Remember, for those of you who can attend, Jill has offered up her place just a couple minutes away for tonight's post run hangout. She is providing grill-ables but asks that you provide your own adult beverages if you want them. (There are places right in the village to buy some if need be.)
Some major TRY love was in the air this past weekend. No, I don't mean Sue's love of Transformers movies or Berm's love of all things Disney! (Not that both of those are not still burning brightly.) I mean our own quick-courting Corey Finch tied the knot and made one woman's day (and life) while breaking so many others hearts. (You could be a Tug Boat Captain on all the tears of joy and sadness that were shed that day, but Corey-badger, true to his name, did not give a shit.)
Corey, thanks for inviting so many TRYers and allowing us to share in your special day. The ceremony was lovely and the reception was a truly great time. The conclusion is that TRYers can look half-way decent when they choose to:
Duerr, in basically the most hawkward way possible, is now going to call Malinda his gazelle. (If he starts rubbing her hair ties on his upper lip and asking about her ovulation cycle, I'm drawing the line!) But, short of that, read this interesting story on why having a female running partner is very good for a guy. (It was obvious you ladies always made us look better, but who knew you actually increased our performance?)
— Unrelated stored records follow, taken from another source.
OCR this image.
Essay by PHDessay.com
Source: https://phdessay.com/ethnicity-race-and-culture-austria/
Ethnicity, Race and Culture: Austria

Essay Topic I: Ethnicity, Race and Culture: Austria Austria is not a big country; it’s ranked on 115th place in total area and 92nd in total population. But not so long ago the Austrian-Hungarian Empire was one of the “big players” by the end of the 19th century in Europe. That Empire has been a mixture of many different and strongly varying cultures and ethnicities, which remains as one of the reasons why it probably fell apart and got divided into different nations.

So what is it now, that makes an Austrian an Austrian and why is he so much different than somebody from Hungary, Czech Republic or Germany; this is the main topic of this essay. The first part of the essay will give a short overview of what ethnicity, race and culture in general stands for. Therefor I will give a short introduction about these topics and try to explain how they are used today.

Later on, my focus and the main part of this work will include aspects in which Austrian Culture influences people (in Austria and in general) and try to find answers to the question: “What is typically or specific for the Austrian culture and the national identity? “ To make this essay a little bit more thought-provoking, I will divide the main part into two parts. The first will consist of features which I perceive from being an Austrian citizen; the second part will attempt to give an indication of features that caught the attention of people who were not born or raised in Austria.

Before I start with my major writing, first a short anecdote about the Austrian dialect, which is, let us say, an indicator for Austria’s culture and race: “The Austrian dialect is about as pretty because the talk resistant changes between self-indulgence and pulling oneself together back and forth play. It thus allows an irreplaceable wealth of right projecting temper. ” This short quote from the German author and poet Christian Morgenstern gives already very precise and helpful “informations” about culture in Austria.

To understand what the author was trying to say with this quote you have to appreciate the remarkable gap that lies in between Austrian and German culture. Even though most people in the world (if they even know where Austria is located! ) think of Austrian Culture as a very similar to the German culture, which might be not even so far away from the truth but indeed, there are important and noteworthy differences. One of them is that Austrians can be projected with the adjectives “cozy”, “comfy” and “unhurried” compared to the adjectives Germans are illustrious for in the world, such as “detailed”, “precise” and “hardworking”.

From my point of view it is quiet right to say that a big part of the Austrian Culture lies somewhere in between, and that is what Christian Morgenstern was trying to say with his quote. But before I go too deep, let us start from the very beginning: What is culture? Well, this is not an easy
Speaking of ladies and better performance, ladies stop wearing bras! Oops, that is, stop wearing bras two days in a row if you want them to last longer and decrease the chances of prolonged discomfort for you. You're welcome ladies! (Management here at TRY really does care a lot about your perktastic-pink-nosed-puppies!)
Yeah, it's going to be hard to top that piece of alliteration, like ever, so I should probably stop while that is fresh on everyone's minds.